Unacceptable File Size Increase
Bill Marriott
wjm at wjm.org
Wed Jun 28 12:30:52 EDT 2006
Blair,
I am not sure I understand completely what you're doing with your stack, but
two thing pop out at me.
The first is: Have you considered using a database like FileMaker Pro to
manage the information in your system? This will impose some structure and
order on what you're doing. It will separate the information you're storing
from the presentation. (So you don't have to go in and "manually" update the
design of all the substacks, for example.) You will still be able to script
things, but you'll find the need for scripting diminished greatly. A free,
fully-functional 30-day trial is available from
http://www.filemakertrial.com
The second is: Have you looked at groups that behave like "backgrounds?"
These would let you share one design across multiple cards. When you updated
the appearance of a group on one card, it would also update the appearance
on other cards. Though, I haven't tried to use them across substacks.
As I mentioned in another post, Rev should automatically compress a stack
when you choose the Save command from the File menu (but it won't went you
issue a save command from a script). So try that at least once. If the file
size remains large, then it would seem that you are leaving a lot of stuff
around in the stack, perhaps hidden, that is making it bloat up. Like
images/bitmaps. Or perhaps you are repeating the same image on every card?
Again, backgrounds would probably eliminate this problem.
- Bill
p.s.: what make the post hard to read wasn't so much the length but the lack
of space between paragraphs :)
"Blair Morrissey" <blairmorrissey at mac.com> wrote in
message news:B1825729-9708-4EDF-9EFB-724AC2FEC158 at mac.com...
>
> 2. My problem using Rev is that given the jury-rigged ways neophytes do
> things, my stack is getting mysteriously bigger. It is now 90 MB.
>
> 4. As I revise and augment card X in the mainstack, I want to be able to
> update the mutually similar cards in the substacks preserving the content
> of their fields and their handler calls. On card X, there is a field
> which contains a version number of the then current design of card X.

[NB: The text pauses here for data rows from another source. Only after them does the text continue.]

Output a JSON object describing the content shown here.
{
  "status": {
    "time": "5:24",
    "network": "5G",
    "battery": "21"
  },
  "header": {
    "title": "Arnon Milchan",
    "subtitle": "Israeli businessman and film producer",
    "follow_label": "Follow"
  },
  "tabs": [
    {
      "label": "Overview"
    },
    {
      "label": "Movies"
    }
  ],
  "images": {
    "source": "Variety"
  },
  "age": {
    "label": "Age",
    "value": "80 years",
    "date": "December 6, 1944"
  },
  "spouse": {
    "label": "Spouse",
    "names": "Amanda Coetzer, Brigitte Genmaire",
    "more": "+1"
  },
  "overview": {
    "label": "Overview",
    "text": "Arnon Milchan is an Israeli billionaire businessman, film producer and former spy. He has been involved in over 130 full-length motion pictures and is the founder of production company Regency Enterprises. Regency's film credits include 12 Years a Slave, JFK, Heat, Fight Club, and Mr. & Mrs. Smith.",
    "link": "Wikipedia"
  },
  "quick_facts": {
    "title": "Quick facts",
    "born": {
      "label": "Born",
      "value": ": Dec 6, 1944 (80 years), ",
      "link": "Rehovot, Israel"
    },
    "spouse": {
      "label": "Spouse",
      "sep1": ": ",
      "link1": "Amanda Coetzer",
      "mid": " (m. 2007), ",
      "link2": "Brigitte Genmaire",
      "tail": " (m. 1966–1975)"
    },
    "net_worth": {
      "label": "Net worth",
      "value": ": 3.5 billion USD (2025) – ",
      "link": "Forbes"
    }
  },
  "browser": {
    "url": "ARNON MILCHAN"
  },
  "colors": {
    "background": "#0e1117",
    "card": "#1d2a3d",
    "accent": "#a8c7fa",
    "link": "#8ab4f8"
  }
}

> Probably reinventing the wheel with a hexangonal one, I have handlers
> that when called, get the current version number on card X in the
> mainstack and then go to each relevant substack which has a copy (or
> clone, I can't remember) of a now obsolete version of card X. That is,
> each relevant substack has its version of card X. (I have forgotten why.

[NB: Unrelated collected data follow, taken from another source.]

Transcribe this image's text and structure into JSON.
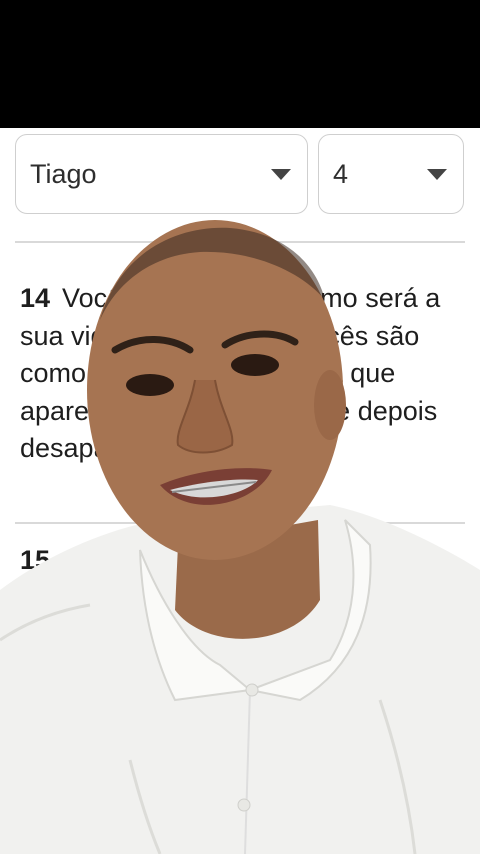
{
  "selectors": {
    "book": "Tiago",
    "chapter": "4"
  },
  "verses": [
    {
      "number": "14",
      "text": "Vocês nem sabem como será a sua vida amanhã, pois vocês são como a neblina passageira que aparece por algum tempo e depois desaparece."
    },
    {
      "number": "15",
      "text": ""
    }
  ],
  "colors": {
    "top_bar": "#000000",
    "shirt": "#f1f1ef",
    "skin": "#a67452",
    "border": "#cfcfcf"
  },
  "icons": {
    "dropdown": "chevron-down-icon"
  }
}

> Most of the scripting work was done two years ago.) If the script finds
> that a substack's version of card X is now obsolete (indicated by a lower
> version number), the script deletes the substack's now obsolete version
> of card X and pastes the current card X into the substack. The handler
> then proceeds in that substack to go to each card, paste a copy of that
> substack's new version of X near each existing card, transfer the data
> from the existing card to the one just pasted (I generally do not use ID
> numbers of objects), and then delete the old card. It does this for all
> cards in the substack and then proceeds to the next similar substack.